Thumbtacked on the side wall above the desk, where he'll see it when he is sitting down, is a color snapshot of a nine- or ten-year-old boy with masses of brown hair and a big jaw like Reid's.

Wind slams the door open and he lunges into the room with a wadded towel in one hand and a Styrofoam cup of coffee in the other. He kicks the door shut behind him. All his motions are big and rangy: he moves like a large predator with total confidence in his own physical authority. He sets the coffee on the desk and proffers the towel. “Here you go.”

“Thank you.” She makes her voice softer than before. “It was stupid for both of us to have to get wet. I'm sorry—I didn't think.”

“I've been wetter than this and survived it, I guess.”

She scrubs her hair with the towel. “Is that your son?” She indicates the snapshot.

“Got to be. Looks like me, doesn't he. That was taken nearly ten years ago, when he made that sign. He's a sophomore at Stanford. Studying East European languages. Damn fool kid wants to go into the diplomatic corps. I can't talk to him any more.”

But you're fond of him, she thinks. That's good. You'll know what it means to worry about your child.

She says, “When he gets a couple of years older he'll realize you're not as stupid as he thinks you are.” She wraps the dank towel around her neck; there's no point trying to fix clothes or make-up—everything is ruined.

She reaches for the coffee, pries the lid off and tastes it. “This stuff's terrible.”

“Yeah.”

“Why do you drink it?”

“I get it from the machine next door,” he says. “It's better than the stuff I make.”

“Then I hope I never have to taste yours. About these flying lessons now—I thought maybe you could give me some books to study, and don't you people use those phony airplanes inside a hangar where you simulate actual flying for the students?”

“Link Trainers? That kind of thing? I'm not that rich. Maybe you aren't either. They use those to train professional pilots. If you intend to take up commercial flying for a living, maybe you ought to go apply to Pan Am or United Airlines.”

“I just want to learn how to fly a small plane.”

“What for?”

It takes her aback.
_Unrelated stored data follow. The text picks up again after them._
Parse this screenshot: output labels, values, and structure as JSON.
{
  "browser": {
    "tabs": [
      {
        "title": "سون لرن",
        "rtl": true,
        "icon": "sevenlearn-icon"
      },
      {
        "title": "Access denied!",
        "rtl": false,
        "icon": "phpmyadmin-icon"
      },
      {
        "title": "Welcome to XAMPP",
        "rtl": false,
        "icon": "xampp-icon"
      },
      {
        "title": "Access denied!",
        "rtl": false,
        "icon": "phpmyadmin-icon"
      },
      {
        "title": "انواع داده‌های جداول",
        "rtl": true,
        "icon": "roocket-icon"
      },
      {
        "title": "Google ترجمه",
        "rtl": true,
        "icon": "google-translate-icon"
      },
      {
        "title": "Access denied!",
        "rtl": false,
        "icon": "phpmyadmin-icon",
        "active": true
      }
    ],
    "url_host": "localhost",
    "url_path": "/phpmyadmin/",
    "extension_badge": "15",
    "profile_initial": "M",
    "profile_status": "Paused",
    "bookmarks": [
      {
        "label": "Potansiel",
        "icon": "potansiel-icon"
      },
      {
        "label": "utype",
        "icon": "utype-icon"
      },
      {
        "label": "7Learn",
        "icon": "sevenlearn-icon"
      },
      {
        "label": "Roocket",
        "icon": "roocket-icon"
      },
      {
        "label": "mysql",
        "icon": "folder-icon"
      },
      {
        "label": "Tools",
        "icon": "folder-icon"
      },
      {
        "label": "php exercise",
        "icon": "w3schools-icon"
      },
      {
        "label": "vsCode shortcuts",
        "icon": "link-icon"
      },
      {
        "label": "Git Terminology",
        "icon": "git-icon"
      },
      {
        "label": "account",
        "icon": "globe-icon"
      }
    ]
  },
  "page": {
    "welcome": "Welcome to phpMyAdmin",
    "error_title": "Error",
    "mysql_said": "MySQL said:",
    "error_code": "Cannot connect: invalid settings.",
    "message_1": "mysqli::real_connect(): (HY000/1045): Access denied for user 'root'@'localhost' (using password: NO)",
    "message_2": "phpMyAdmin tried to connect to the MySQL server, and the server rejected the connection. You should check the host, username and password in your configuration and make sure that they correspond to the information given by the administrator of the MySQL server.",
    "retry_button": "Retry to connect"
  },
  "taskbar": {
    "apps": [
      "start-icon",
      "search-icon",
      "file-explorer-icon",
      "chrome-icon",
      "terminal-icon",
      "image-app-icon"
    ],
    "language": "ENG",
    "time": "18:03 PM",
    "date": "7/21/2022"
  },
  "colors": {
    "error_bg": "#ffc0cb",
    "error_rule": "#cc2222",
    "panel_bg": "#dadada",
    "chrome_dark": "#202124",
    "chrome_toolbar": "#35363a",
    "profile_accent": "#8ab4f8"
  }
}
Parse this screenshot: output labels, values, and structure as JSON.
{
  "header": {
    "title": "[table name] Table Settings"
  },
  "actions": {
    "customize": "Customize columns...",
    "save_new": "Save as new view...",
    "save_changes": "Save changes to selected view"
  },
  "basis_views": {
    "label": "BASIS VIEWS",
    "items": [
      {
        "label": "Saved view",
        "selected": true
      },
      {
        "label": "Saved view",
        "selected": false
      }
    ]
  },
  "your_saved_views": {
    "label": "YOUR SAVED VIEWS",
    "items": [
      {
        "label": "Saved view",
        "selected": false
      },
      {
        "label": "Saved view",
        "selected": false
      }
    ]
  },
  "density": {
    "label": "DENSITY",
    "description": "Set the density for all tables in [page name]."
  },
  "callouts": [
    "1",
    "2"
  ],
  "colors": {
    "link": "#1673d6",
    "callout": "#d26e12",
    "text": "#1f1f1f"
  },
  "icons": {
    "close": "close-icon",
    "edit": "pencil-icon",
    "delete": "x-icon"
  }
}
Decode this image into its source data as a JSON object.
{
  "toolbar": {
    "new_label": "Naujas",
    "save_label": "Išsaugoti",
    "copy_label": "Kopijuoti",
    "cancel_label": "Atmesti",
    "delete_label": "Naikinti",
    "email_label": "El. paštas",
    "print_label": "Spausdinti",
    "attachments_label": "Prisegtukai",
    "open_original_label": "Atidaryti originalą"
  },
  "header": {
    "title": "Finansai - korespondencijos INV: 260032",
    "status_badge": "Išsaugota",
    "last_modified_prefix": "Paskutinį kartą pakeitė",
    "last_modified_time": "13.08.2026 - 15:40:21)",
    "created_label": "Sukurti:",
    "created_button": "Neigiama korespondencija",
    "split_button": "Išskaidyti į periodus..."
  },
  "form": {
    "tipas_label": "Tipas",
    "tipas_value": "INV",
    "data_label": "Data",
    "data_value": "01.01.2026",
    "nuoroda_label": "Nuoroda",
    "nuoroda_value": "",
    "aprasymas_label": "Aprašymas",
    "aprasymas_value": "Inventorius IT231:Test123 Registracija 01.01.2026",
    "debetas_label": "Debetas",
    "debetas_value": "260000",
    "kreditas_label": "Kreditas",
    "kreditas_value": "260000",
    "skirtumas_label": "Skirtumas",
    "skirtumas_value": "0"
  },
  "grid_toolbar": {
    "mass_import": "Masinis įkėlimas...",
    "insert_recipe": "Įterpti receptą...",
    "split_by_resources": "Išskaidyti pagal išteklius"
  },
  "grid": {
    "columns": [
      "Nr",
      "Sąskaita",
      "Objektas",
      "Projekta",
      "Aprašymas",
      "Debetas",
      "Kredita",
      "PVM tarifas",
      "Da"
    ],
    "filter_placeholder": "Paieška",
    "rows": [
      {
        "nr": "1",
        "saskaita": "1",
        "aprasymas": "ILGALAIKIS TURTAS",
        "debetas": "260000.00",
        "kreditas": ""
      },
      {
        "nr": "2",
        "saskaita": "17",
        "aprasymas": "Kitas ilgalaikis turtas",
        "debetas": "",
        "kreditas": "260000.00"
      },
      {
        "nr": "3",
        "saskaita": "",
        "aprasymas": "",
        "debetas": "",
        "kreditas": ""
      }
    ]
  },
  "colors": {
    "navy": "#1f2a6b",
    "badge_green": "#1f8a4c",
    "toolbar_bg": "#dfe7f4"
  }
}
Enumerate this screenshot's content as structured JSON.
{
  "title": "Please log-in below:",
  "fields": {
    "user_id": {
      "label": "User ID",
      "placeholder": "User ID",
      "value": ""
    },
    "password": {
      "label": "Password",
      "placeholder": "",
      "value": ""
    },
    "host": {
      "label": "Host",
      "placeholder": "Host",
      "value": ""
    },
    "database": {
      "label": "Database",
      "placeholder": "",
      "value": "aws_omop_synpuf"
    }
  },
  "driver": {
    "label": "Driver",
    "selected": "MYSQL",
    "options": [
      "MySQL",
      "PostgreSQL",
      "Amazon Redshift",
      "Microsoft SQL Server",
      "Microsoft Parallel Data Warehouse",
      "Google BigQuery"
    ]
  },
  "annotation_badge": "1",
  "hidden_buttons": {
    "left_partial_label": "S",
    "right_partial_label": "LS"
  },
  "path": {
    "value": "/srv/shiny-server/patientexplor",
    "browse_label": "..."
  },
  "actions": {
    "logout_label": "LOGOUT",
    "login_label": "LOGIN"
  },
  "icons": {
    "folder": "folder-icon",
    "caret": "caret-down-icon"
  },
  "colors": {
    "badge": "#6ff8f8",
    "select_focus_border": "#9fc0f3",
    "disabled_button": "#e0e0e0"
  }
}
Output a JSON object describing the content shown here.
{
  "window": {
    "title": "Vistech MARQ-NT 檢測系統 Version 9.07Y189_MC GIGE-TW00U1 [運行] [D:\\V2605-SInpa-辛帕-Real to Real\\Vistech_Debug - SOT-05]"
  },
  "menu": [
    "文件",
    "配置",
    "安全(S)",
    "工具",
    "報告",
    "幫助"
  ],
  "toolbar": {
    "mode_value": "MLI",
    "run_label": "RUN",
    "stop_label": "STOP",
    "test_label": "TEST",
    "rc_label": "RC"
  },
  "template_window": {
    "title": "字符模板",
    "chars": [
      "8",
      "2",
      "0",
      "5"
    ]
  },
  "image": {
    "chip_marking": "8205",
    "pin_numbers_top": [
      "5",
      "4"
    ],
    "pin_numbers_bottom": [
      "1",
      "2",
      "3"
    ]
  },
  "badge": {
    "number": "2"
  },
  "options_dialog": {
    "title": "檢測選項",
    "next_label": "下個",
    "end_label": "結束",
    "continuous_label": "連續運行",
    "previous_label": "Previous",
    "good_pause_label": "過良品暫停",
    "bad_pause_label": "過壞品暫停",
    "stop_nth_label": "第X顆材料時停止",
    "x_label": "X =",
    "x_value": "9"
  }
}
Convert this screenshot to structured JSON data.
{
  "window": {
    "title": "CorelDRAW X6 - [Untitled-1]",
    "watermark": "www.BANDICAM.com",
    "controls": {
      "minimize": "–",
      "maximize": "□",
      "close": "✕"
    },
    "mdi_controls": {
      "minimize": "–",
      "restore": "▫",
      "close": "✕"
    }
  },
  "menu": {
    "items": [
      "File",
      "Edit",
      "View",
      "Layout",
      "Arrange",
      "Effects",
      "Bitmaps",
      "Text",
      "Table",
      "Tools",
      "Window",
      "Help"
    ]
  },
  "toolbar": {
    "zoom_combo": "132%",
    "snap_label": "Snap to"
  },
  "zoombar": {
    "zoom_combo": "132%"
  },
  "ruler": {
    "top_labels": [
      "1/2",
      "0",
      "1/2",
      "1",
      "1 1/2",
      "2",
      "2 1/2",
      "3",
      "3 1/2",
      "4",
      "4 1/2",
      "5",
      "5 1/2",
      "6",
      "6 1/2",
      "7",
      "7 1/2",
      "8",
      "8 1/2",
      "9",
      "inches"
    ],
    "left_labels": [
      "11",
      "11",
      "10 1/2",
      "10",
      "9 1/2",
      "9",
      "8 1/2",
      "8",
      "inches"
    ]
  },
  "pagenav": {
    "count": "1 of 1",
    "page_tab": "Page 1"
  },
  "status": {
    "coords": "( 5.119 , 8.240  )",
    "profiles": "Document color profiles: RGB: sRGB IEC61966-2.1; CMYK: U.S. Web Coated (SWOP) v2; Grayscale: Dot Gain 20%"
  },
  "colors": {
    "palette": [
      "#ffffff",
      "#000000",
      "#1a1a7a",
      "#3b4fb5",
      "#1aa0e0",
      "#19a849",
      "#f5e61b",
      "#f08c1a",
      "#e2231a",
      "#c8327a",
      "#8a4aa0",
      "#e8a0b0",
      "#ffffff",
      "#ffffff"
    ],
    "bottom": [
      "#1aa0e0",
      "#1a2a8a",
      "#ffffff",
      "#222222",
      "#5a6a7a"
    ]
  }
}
She didn't anticipate that one; she hasn't prepared an answer to it.

When she hesitates, Charlie Reid says, “A few women take it up because they're lying out in the back yard by the swimming pool with nothing to do in the afternoon and they see a bunch of light planes buzzing around and it looks like a lot of fun. Glamour and freedom and something to do in the afternoons. And then there are the ones—the divorcees—that figure maybe it's a way to meet a man. You one of those?”